I was a TA for the Software for Embedded Systems course for three quarters. I developed lab assignments and custom hardware for the class, and assisted students in the lab. I received an honorable mention for the Bandes Memorial Award for Excellence in Teaching and a nomination for the University of Washington College of Engineering Community of Innovators Awards for my work.

Lab Assignments I Developed

Listed below in chronological order are several of the laboratory assignments that I developed for the class over the three quarters I was a TA. The final projects were collaborative efforts involving input from all of the students in the course at the time.

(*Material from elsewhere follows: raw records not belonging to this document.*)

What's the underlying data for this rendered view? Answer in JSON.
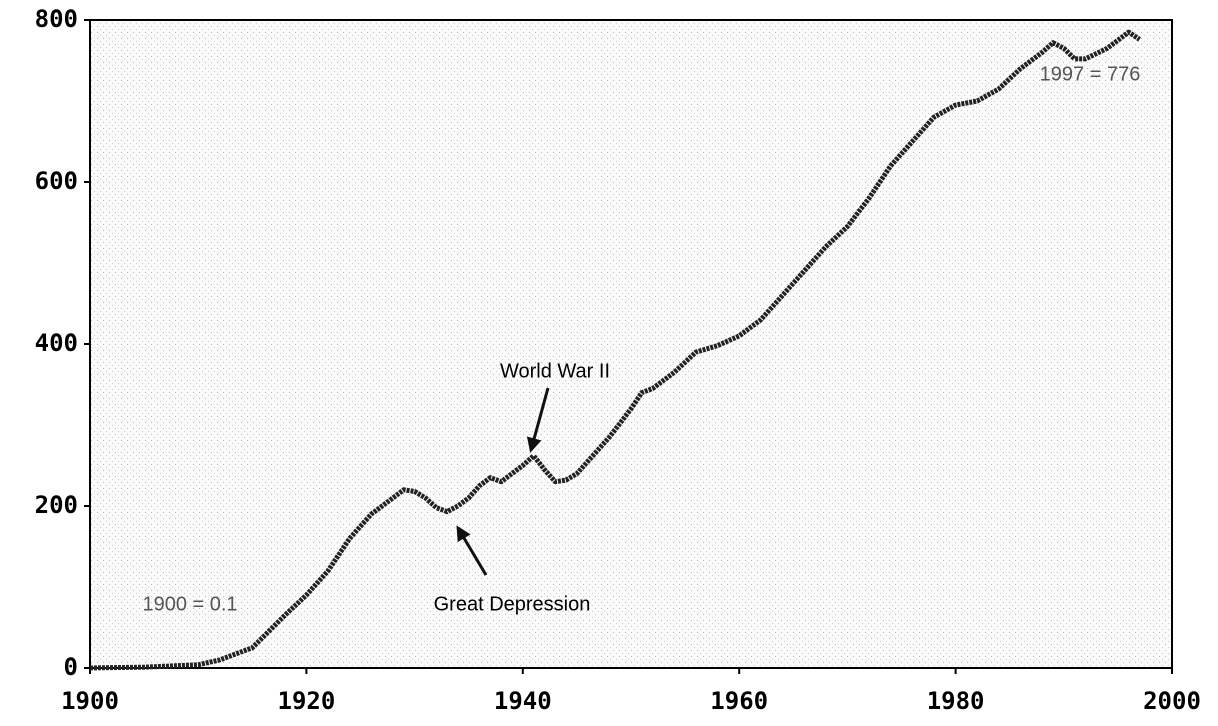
{
  "chart_data": {
    "type": "line",
    "x": [
      1900,
      1905,
      1910,
      1912,
      1915,
      1918,
      1920,
      1922,
      1924,
      1926,
      1928,
      1929,
      1930,
      1931,
      1932,
      1933,
      1934,
      1935,
      1936,
      1937,
      1938,
      1939,
      1940,
      1941,
      1942,
      1943,
      1944,
      1945,
      1946,
      1948,
      1950,
      1951,
      1952,
      1954,
      1956,
      1958,
      1960,
      1962,
      1964,
      1966,
      1968,
      1970,
      1972,
      1974,
      1976,
      1978,
      1980,
      1982,
      1984,
      1986,
      1988,
      1989,
      1990,
      1991,
      1992,
      1994,
      1996,
      1997
    ],
    "series": [
      {
        "color": "#222222",
        "values": [
          0.1,
          1,
          4,
          10,
          25,
          65,
          90,
          120,
          160,
          190,
          210,
          220,
          218,
          210,
          198,
          193,
          200,
          210,
          225,
          235,
          230,
          240,
          250,
          262,
          245,
          230,
          232,
          240,
          255,
          285,
          320,
          340,
          345,
          365,
          390,
          398,
          410,
          430,
          460,
          490,
          520,
          545,
          580,
          620,
          650,
          680,
          695,
          700,
          715,
          740,
          760,
          772,
          765,
          752,
          752,
          765,
          785,
          776
        ]
      }
    ],
    "xlim": [
      1900,
      2000
    ],
    "xticks": [
      1900,
      1920,
      1940,
      1960,
      1980,
      2000
    ],
    "ylim": [
      0,
      800
    ],
    "yticks": [
      0,
      200,
      400,
      600,
      800
    ],
    "annotations": [
      "1997 = 776",
      "1900 = 0.1",
      "World War II",
      "Great Depression"
    ]
  }
}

  • Autumn 2007, Lab 6: Sound on the SuperBird — Students learned about sampled sound, wrote code for sound playback on an embedded platform, and developed creative applications with their sound code
  • Autumn 2007, Lab 8: Final Project: SWARMS — Students developed wireless ‘agents’ that communicated with each other and produced sounds using the Pure Data audio synthesis language, exploring the concepts of swarming and emerging behavior and embedded wireless sensor networks. Specifications were developed in class discussions, based on student suggestions.
  • Winter 2008, Lab 7: The AirStick (in collaboration with Josh Smith at Intel Labs Seattle) — Students wrote software for a 4-way electric field sensing “air joystick,” and learned about signal modulation and demodulation, code and time division multiplexing
  • Winter 2008, Lab 8: Final Project: The Second Annual CSE466 World Cup — Building on a project that was developed (and software that I wrote) when I was a CSE466 student, students developed wireless controllers to move their players in a 28-player soccer game, using the “AirStick” joysticks they developed in the previous lab. (See also the related paper)
  • Winter 2009, Lab 3: PWM and Electric Field Sensing — Using a custom electric field sensing board that I designed, students learned about signal modulation, synchronous demodulation, and developed a 1-D electric field sensor that used pulse-width modulation to control the color of an LED based on the distance between their hands and the sensor board.
  • Winter 2009, Lab 4: SPI, USB, and Electric Field Sensing Part II — In this continuation of the previous lab, students interfaced their electric field sensor with a PC over USB and used it to control a color wheel on the computer display.
  • Winter 2009, Lab 6: Sound on the SuperBird — Students learned about sampled sound and how to use ALSA on an embedded platform. They developed a sine-table synthesizer before moving on to a creative and open-ended sound/synthesis project.
  • Winter 2009, Lab 8: Final Project: The Raven Deconstructed — Revisiting the emergent behavior elements of the previous SWARMS project, students built wireless agents that listened to each other’s messages and determined when to play phrases of Edgar Allan Poe’s The Raven and various raven sounds. Using an accelerometer, agents also detected when they were moved and played startled raven sounds and told other nearby agents to do the same.

Relevant Publications

Borriello, G., Hartung, C., Hemingway, B., Koscher, K., and Mayton, B. 2008. Multi-player soccer and wireless embedded systems. In Proceedings of the 39th SIGCSE Technical Symposium on Computer Science Education (Portland, OR, USA, March 12-15 2008). SIGCSE ’08. ACM, New York, NY, 82-86.